Finding a really good job requires you to know what you want. That means doing some very hard work and self-assessment. Research into the market and research into yourself are the first steps in a really successful career.
Jobs are transitory steps in a larger context.
When the online job board industry was in its formative stages, the newspapers did a lot of studying. One of the interesting discoveries of that early work was that classified ads have different value to different constituents. HR Departments and Recruiters believed that a significant percentage of their jobs were filled from classified ads. Job hunters, on the other hand, had the opposite belief.
Both things are true. Classified ads (job boards) work for Recruiters. They don’t really work very well for job hunters. If they worked for candidates, we’d be buried in testimonials. Can you recall ever seeing a candidate testimonial?
As a result, money pours into the employer side while the candidate side remains weak.
Craigslist is an interesting case.
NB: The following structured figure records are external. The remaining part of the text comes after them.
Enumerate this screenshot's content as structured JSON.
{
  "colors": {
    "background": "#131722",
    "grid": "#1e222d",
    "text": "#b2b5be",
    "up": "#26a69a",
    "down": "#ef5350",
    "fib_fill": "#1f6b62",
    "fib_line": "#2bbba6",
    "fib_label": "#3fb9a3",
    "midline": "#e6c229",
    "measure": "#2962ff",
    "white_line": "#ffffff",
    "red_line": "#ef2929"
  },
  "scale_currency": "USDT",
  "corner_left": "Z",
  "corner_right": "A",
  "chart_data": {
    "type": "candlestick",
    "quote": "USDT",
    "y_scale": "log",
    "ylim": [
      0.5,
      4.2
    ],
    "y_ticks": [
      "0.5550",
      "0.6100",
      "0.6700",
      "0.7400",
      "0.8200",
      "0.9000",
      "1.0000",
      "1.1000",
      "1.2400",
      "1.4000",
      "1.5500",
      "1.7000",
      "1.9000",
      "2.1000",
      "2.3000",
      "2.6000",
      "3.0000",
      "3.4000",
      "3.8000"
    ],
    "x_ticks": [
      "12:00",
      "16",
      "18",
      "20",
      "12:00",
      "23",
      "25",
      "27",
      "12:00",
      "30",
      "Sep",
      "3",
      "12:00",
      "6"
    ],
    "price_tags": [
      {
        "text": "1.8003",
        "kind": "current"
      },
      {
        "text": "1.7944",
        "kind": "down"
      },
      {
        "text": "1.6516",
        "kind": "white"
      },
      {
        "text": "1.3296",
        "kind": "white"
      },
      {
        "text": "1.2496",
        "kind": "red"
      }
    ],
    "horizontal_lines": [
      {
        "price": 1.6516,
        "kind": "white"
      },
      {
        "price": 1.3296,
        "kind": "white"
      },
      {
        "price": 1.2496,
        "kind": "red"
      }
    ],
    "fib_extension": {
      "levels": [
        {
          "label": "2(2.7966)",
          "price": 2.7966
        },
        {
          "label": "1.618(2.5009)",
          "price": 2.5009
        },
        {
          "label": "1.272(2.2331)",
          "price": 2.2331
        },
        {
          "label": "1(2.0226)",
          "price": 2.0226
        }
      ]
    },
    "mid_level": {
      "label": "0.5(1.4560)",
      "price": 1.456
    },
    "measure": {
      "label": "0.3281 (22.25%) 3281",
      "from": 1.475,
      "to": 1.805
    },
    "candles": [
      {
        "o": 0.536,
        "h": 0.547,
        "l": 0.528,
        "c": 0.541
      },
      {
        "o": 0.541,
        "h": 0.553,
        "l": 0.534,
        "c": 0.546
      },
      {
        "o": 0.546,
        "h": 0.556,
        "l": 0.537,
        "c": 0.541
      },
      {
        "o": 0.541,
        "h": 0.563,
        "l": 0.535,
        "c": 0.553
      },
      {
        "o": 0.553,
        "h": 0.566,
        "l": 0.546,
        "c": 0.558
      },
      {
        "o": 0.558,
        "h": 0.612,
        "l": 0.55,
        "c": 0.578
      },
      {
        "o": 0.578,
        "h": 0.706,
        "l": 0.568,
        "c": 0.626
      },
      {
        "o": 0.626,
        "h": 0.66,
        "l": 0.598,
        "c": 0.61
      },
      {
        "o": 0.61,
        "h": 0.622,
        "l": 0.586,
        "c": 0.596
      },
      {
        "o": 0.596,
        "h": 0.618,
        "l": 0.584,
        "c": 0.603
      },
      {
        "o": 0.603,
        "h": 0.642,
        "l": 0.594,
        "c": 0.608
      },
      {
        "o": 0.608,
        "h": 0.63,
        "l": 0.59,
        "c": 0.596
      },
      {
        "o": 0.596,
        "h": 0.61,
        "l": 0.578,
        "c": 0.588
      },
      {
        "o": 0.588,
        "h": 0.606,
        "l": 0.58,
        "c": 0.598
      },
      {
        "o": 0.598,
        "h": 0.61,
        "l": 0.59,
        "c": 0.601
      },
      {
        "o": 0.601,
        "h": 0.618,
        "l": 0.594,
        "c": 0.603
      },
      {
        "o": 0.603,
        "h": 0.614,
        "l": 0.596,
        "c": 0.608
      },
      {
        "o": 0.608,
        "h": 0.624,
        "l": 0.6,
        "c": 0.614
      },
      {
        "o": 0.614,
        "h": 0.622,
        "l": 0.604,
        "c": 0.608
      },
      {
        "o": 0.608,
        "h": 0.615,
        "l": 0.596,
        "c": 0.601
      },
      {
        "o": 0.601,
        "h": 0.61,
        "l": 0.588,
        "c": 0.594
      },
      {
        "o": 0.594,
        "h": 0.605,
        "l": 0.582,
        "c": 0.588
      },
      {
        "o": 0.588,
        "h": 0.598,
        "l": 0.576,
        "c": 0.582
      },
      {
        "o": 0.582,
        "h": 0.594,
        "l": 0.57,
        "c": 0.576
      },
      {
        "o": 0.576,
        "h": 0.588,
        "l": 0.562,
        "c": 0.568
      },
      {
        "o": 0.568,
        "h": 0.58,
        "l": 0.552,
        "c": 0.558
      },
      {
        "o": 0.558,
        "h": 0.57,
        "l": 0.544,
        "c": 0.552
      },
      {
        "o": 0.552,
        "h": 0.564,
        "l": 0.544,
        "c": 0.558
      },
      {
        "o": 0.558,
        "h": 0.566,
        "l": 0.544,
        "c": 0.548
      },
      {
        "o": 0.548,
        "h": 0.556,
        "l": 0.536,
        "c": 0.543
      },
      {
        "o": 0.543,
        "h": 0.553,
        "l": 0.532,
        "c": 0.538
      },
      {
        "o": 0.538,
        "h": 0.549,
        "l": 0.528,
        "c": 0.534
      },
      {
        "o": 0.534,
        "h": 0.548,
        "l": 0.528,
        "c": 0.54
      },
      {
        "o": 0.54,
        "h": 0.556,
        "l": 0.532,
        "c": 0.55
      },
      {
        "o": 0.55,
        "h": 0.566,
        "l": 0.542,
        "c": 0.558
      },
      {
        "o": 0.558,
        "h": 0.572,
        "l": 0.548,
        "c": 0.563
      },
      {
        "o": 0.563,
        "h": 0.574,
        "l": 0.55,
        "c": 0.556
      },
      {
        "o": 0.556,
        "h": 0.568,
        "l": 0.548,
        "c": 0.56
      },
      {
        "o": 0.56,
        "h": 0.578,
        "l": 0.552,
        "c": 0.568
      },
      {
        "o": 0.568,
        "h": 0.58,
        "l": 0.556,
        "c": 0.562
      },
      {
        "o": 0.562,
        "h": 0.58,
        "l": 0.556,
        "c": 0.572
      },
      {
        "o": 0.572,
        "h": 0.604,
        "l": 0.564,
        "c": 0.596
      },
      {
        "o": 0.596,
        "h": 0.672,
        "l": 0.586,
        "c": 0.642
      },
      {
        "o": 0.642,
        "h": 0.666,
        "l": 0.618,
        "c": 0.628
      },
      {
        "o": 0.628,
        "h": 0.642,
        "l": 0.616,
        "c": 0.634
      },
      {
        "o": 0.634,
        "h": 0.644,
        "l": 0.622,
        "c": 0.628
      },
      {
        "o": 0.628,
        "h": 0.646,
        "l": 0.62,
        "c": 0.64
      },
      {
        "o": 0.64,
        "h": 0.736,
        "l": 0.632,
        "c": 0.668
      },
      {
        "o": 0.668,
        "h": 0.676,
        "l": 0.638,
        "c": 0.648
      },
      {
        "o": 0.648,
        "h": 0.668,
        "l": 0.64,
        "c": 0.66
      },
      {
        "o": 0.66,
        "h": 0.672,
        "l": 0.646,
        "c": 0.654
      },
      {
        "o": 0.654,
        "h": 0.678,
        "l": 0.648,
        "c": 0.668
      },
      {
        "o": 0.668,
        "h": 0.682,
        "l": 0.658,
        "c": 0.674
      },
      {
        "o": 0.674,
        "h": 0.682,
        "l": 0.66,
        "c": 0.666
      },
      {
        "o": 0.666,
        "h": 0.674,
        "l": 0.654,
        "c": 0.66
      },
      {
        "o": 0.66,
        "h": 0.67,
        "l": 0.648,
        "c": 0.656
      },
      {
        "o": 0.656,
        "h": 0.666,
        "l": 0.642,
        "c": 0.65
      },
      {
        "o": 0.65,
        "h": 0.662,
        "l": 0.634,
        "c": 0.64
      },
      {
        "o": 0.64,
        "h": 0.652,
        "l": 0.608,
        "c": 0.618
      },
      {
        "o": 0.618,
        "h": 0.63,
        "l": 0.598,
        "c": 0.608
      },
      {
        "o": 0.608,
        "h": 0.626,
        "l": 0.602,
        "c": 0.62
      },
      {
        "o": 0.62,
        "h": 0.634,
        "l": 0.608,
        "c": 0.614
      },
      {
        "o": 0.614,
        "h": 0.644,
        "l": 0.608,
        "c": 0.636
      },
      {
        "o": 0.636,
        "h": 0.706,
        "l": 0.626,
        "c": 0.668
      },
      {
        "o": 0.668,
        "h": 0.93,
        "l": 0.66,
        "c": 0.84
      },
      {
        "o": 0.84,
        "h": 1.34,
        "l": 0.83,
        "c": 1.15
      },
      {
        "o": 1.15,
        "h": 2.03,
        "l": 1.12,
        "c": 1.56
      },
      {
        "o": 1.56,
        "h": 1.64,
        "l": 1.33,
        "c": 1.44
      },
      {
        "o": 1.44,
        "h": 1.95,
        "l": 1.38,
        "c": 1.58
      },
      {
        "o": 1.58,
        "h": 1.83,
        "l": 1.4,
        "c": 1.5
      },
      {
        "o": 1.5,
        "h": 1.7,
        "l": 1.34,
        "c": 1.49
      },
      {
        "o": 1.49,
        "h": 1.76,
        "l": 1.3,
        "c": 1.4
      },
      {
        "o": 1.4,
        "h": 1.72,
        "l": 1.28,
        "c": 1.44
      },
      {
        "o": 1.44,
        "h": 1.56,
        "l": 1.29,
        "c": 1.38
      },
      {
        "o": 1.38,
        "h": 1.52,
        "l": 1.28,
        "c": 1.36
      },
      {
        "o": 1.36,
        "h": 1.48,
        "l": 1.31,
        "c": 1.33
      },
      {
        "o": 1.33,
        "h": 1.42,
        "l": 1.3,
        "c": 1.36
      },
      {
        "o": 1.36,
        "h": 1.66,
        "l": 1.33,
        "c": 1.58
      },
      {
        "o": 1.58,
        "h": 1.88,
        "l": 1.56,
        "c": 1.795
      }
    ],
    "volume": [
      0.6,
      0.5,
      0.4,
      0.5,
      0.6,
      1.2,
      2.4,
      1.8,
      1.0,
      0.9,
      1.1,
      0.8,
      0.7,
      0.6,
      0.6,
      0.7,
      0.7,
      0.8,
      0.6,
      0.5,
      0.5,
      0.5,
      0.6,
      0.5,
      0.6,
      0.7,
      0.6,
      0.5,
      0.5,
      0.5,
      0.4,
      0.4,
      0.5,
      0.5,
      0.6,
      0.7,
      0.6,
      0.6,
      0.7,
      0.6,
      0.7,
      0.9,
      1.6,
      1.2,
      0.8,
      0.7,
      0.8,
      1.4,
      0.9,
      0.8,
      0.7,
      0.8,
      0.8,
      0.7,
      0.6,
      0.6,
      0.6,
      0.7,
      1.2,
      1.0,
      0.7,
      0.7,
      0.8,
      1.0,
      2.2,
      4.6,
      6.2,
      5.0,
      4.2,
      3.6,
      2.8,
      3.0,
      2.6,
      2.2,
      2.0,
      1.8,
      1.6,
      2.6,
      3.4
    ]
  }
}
Since Craigslist insists on direct communication (without resorting to a database or a filter) between buyer and seller, candidates do find work. The anecdotal information is that both sides of the transaction find similar value in the simple Craigslist approach.
Candidates are generally better understood as lifetime customers while employers are transactional. For professional niches, this means that more career information is a good thing. Professional associations are uniquely suited to deliver real value to both sides.
In the long haul, job boards are businesses, not philanthropies. There will always be a strong drift towards the cash (employers) even though the inventory (candidates) are the source of any real wealth.



One Comment
John, do you think we’ll ever reach a point where all or most skilled/knowledge workers have their profile (not resume on purpose) on-line? Would this change the landscape at all?
For example, I can go research and find out ANYTHING I want to know about a publicly traded company – who their executives are – industry news, competitive info, etc. and be incredibly prepared when I approach them, but this is so costly and time consuming that I still have to advertise and invest in demand generation to generate the volume of connections that truly fuel a business.
I think its analagous to recruiting.
In the near future having the candidates alone may not be the biggest value. I may have access to all the candidate info I need. Being able to produce the candidates in a quality way is where the value will be (and is today IMHO).
I wonder how far away we are from that shift? Or has it already started?